THE SA Democratic Teachers’ Union (Sadtu) and Basic Education Minister Angie Motshekga are set to meet over allegations of fraud and corruption in the acquisition of personal protective equipment (PPEs) and the safety of teachers and pupils at schools.

Sadtu this week intends raising several complaints of corruption following accusations levelled by its members that tenders to provide PPEs at schools were given to certain companies and individuals without any procurement procedures.

Sadtu deputy general secretary Nkosana Dolopi said it remained the union’s view that the lives of teachers, education support personnel, pupils and indeed community members at large mattered.

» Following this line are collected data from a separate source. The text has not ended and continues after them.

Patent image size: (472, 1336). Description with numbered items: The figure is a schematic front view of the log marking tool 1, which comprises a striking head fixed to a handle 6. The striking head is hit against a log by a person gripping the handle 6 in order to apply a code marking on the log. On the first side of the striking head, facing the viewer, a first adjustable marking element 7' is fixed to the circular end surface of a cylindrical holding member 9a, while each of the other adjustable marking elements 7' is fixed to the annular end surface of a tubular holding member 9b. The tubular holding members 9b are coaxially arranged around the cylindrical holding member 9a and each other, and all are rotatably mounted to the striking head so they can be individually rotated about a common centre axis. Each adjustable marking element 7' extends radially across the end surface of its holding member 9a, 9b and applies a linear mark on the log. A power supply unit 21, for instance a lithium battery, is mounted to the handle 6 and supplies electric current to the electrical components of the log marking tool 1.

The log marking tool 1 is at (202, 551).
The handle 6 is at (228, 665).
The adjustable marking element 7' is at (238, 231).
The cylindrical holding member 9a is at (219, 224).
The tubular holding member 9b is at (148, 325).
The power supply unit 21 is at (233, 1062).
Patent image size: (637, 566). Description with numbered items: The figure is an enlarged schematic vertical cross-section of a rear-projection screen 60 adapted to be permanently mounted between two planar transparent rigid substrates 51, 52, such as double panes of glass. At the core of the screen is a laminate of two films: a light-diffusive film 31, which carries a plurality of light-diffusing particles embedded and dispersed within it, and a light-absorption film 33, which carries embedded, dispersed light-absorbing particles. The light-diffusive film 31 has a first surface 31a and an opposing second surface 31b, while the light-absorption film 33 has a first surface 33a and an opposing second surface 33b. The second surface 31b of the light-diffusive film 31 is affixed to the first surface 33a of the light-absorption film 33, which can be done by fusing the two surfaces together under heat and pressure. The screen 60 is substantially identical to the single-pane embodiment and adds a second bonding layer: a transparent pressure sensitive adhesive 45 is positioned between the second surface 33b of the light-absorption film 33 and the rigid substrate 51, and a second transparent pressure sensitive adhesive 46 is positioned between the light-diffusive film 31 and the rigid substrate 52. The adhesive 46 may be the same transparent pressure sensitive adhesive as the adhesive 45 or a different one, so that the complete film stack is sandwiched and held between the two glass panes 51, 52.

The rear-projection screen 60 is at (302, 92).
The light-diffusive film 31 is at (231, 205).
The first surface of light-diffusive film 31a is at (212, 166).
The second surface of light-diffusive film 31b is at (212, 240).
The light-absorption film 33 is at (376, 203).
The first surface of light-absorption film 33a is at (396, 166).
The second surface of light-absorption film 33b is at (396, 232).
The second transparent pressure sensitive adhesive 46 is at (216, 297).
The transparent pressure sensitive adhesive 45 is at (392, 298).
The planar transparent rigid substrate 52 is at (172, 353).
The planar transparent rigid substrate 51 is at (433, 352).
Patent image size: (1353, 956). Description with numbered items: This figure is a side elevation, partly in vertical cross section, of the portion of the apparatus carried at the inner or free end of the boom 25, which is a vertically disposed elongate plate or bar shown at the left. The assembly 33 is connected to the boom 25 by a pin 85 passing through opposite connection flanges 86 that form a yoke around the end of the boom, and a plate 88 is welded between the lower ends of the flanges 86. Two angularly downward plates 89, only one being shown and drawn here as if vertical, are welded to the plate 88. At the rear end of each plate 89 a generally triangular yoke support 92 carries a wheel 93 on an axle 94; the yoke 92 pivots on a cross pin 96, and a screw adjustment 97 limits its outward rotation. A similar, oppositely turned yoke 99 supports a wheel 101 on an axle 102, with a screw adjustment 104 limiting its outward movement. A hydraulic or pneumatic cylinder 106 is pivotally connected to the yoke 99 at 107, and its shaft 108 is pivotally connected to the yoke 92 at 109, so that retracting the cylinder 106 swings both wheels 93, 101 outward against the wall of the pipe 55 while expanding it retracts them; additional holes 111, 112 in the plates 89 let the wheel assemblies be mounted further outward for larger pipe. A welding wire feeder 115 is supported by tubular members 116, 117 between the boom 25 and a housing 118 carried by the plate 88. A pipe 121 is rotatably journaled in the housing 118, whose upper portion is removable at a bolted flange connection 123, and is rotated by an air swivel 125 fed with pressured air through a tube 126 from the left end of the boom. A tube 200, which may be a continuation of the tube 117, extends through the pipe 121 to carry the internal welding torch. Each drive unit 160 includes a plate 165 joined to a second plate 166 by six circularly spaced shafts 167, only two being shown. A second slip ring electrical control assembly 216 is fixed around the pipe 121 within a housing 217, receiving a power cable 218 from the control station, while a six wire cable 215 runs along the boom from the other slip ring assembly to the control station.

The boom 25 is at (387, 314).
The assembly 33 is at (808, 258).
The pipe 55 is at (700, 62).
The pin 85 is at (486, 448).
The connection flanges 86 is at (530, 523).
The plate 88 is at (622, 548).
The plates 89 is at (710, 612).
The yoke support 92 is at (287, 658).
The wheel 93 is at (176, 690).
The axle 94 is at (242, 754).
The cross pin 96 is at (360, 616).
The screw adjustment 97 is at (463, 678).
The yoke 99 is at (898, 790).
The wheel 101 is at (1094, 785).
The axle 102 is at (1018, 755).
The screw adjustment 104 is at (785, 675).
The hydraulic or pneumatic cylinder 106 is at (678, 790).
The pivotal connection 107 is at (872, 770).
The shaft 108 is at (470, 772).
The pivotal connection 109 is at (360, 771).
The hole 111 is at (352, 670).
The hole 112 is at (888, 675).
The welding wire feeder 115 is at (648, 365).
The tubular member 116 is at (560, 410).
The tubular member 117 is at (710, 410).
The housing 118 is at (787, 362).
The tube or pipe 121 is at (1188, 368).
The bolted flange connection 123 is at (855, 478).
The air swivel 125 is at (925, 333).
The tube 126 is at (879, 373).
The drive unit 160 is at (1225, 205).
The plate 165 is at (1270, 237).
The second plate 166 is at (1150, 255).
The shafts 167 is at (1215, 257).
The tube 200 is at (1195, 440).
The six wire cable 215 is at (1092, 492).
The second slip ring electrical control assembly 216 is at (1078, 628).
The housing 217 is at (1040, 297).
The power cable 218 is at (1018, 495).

Dolopi said Sadtu was calling on its members and pupils to continue to observe all the necessary precautionary measures as advised by health authorities.

“The union will engage the department to finalise all the issues affecting the substitution of teachers and education personnel, including the provision of quality PPEs from the week of July 27. Any intransigence by the department which is informed by the prerogative instead of genuine consultations will be brutally challenged. 

“The unions are not spectators in the education system and cannot be treated like any other stakeholder. They are required by law to be consulted,” Dolopi said.

“We are aware that during this phase, those who seek to maximise their profits through their measured and brutal exploitation of the government’s imperative to acquire the necessary materials for pupils and teachers, like the PPE packages, will not be resting. We are calling on all our structures to unapologetically disrupt the plans of these ‘disaster capitalists’ who see our collective suffering, as a nation, as an opportunity to accumulate wealth by exposing and reporting them to the authorities,” Dolopi said.

He added that Sadtu welcomed the attempts by President Cyril Ramaphosa to ensure that looters were brought to book through the presidential proclamation authorising the Special Investigating Unit (SIU) to investigate corruption allegations against any state body during the state of disaster and refer the matter for prosecution.

Dolopi emphasised that civil action to recover the stolen funds should be the priority of the government.

No date has been set for the parties but the government has already made a call for unemployed education graduates to apply for Covid-19 posts at various schools in the country. 

Motshekga made the job offers after more than 16 000 teachers with comorbidities applied and were granted permission to work from home.

Motshekga’s spokesperson Elijah Mhlanga had earlier said that the auditor-general had been asked to probe any irregularities in the acquisition of PPEs in schools.